ABSTRACT

This year 2009 is truly a year of major anniversaries for China and for the world. It is the 60th anniversary of the People’s Republic of China’s (PRC) establishment by the Chinese Communist Party (CCP) and the 30th anniversary of the PRC-USA diplomatic normalization (and the US-Taiwan Relations Act). It is the 90th anniversary of May 4th Movement (that advocated enlightenment and democracy) and the 20th anniversary of the June 4th Tiananmen Incident as well as the collapse of the Berlin Wall (leading to Eastern Europe’s liberalization and the Soviet Union’s demise to end the Cold War). It also marks the half century of the Cuban Revolution and the 35th anniversary of Lisbon’s pink carnation revolution that ushered Portugal’s decolonization of its overseas domains.
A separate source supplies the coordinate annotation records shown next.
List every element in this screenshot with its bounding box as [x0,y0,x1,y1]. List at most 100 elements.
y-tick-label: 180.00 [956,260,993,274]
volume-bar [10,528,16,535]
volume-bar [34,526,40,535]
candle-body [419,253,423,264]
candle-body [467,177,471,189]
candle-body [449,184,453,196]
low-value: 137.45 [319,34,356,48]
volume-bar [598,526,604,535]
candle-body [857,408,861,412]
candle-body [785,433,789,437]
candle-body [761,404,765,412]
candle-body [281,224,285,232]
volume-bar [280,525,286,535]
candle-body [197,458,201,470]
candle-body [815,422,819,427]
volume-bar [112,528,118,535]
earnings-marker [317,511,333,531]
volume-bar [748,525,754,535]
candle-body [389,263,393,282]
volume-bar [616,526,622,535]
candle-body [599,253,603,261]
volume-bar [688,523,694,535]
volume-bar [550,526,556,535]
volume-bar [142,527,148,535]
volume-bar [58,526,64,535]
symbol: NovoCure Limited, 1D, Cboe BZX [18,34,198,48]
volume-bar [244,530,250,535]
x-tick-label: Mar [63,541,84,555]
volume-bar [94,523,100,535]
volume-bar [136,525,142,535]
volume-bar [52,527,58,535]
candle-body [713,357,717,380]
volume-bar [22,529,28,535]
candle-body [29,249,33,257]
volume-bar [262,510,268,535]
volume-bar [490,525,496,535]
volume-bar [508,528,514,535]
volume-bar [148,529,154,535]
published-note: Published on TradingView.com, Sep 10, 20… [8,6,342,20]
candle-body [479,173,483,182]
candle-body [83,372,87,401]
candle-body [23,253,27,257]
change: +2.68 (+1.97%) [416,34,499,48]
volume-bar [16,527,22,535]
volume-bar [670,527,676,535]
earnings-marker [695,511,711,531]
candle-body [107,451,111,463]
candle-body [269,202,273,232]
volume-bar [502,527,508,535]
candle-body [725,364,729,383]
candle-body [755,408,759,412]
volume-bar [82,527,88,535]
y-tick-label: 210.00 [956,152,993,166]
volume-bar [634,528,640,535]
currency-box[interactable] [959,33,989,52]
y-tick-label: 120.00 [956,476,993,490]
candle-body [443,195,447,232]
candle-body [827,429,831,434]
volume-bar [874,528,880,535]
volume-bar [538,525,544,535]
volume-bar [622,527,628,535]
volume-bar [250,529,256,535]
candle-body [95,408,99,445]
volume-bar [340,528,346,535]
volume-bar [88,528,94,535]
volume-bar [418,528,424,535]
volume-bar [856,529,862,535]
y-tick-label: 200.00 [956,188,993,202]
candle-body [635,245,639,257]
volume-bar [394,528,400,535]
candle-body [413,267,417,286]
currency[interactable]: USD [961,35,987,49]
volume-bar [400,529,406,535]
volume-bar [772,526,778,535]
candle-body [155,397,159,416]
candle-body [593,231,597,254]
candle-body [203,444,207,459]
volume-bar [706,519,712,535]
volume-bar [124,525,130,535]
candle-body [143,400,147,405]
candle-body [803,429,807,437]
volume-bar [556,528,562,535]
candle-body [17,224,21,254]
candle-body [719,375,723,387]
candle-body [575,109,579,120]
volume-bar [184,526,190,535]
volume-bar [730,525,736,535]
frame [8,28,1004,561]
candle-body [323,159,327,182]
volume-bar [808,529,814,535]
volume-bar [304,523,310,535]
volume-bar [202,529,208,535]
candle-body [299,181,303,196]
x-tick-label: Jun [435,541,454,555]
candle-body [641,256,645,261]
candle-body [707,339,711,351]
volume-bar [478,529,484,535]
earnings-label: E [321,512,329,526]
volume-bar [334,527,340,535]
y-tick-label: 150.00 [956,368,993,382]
Closer at hand, Macao celebrates the first decade of its 20 December 1999 retrocession to Chinese rule that ended five centuries of Western colonialism in Asia. Befitting such major historical junctures, this chapter adopts a decade-long

timeframe for the articulation of its two main foci from a trans-Pacific perspective: first, a summary delineation of the foundations of PRC foreign policy, and second, an analytical overview of the key issues in the current PRC-USA links. This chapter will close with summary observations toward the mid-21st century and forward prospecting on Sino-US interface in the aftermath of President Obama’s November 2009 visit to Beijing.